Nvidia's GB200 NVL72 system is now available via Oracle Cloud Infrastructure (OCI).
Revealed in a Nvidia blog post, Oracle has reportedly deployed thousands of Nvidia Blackwell GPUs in its data centers, and is now offering access to them via its cloud platform offering.
The Nvidia GB200 NVL72 is a system made up of 72 Nvidia Blackwell GPUs and 36 Arm-based Nvidia Grace CPUs, connected via fifth-generation Nvidia NVLink. Each GB200 NVL72 offers more than one exaflops of training performance.
Ultimately, Oracle aims to build a cluster of more than 100,000 Blackwell GPUs which will form one of its "OCI Superclusters."

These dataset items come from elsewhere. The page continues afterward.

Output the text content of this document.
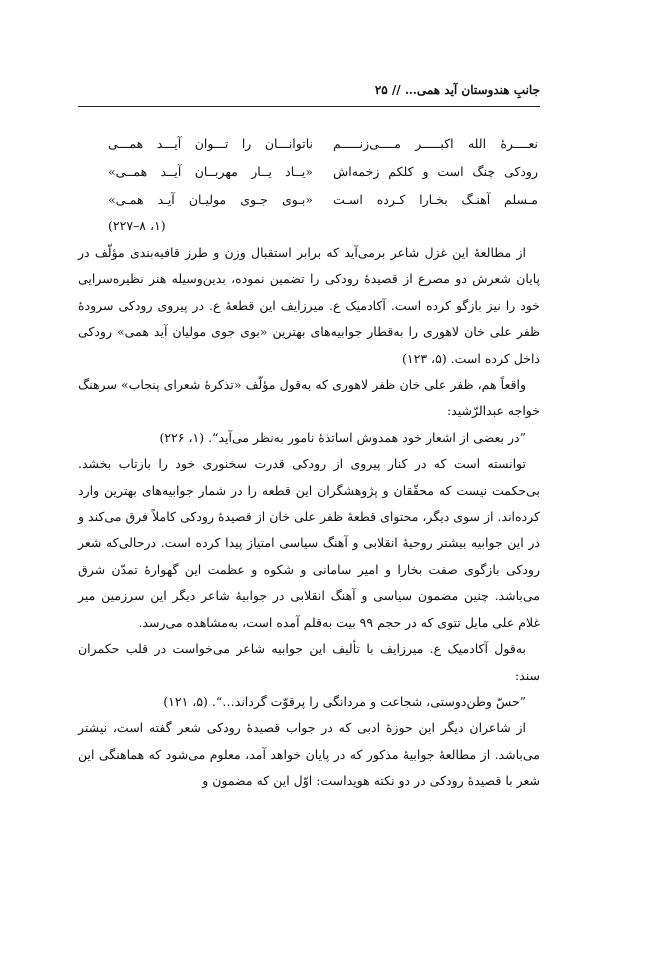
جانبِ هندوستان آید همی… // ۲۵
نعــــرۀ الله اکبـــــر مــــی‌زنـــــم
ناتوانـــان را تـــوان آیـــد همـــی
رودکی چنگ است و کلکم زخمه‌اش
«یــاد یــار مهربــان آیــد همــی»
مـسلم آهنـگ بخـارا کـرده اسـت
«بـوی جـوی مولیـان آیـد همـی»
(۱، ۸–۲۲۷)

از مطالعۀ این غزل شاعر برمی‌آید که برابر استقبال وزن و طرز قافیه‌بندی مؤلّف در پایان شعرش دو مصرع از قصیدۀ رودکی را تضمین نموده، بدین‌وسیله هنر نظیره‌سرایی خود را نیز بازگو کرده است. آکادمیک ع. میرزایف این قطعۀ ع. در پیروی رودکی سرودۀ ظفر علی خان لاهوری را به‌قطار جوابیه‌های بهترین «بوی جوی مولیان آید همی» رودکی داخل کرده است. (۵، ۱۲۳)

واقعاً هم، ظفر علی خان ظفر لاهوری که به‌قول مؤلّف «تذکرۀ شعرای پنجاب» سرهنگ خواجه عبدالرّشید:

”در بعضی از اشعار خود همدوش اساتذۀ نامور به‌نظر می‌آید“. (۱، ۲۲۶)

توانسته است که در کنار پیروی از رودکی قدرت سخنوری خود را بازتاب بخشد. بی‌حکمت نیست که محقّقان و پژوهشگران این قطعه را در شمار جوابیه‌های بهترین وارد کرده‌اند. از سوی دیگر، محتوای قطعۀ ظفر علی خان از قصیدۀ رودکی کاملاً فرق می‌کند و در این جوابیه بیشتر روحیۀ انقلابی و آهنگ سیاسی امتیاز پیدا کرده است. درحالی‌که شعر رودکی بازگوی صفت بخارا و امیر سامانی و شکوه و عظمت این گهوارۀ تمدّن شرق می‌باشد. چنین مضمون سیاسی و آهنگ انقلابی در جوابیۀ شاعر دیگر این سرزمین میر غلام علی مایل تتوی که در حجم ۹۹ بیت به‌قلم آمده است، به‌مشاهده می‌رسد.

به‌قول آکادمیک ع. میرزایف با تألیف این جوابیه شاعر می‌خواست در قلب حکمران سند:

”حسّ وطن‌دوستی، شجاعت و مردانگی را پرقوّت گرداند…“. (۵، ۱۲۱)

از شاعران دیگر این حوزۀ ادبی که در جواب قصیدۀ رودکی شعر گفته است، نیشتر می‌باشد. از مطالعۀ جوابیۀ مذکور که در پایان خواهد آمد، معلوم می‌شود که هماهنگی این شعر با قصیدۀ رودکی در دو نکته هویداست: اوّل این که مضمون و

Previous reports suggest this could be as many as 131,072 Nvidia Blackwell GPUs, and it was planned to launch in the first half of 2025. That would give the system 2.4 zettaflops of peak performance, Oracle said, although it was referring to FP4 format, rather than FP64 or even FP8.
The company also has an OCI Supercluster with 65,536 Nvidia H200 GPUs that offers up to 260 exaflops of peak FP8 performance, which went live in November 2024. The OCI H100 Supercluster can scale to 16,384 GPUs.
According to the blog post, the Blackwell GPUs are available via Oracle's public, government, and sovereign clouds, as well as in customer-owned data centers through its OCI Dedicated Region and Alloy offerings.
Other cloud providers to have made the GB200 NVL72 system available include Google and CoreWeave. Lambda has also deployed at least two NVL72 racks. Microsoft offers the GB200 GPUs, though they are not deployed as an NVL72 machine.
Amazon Web Services is working on "Project Ceiba," an AI cluster that will offer 20,736 B200 GPUs and 10,368 Grace CPUs. Ceiba will be built using the new liquid-cooled GB200 NVL72 platform with fifth-generation NVLink.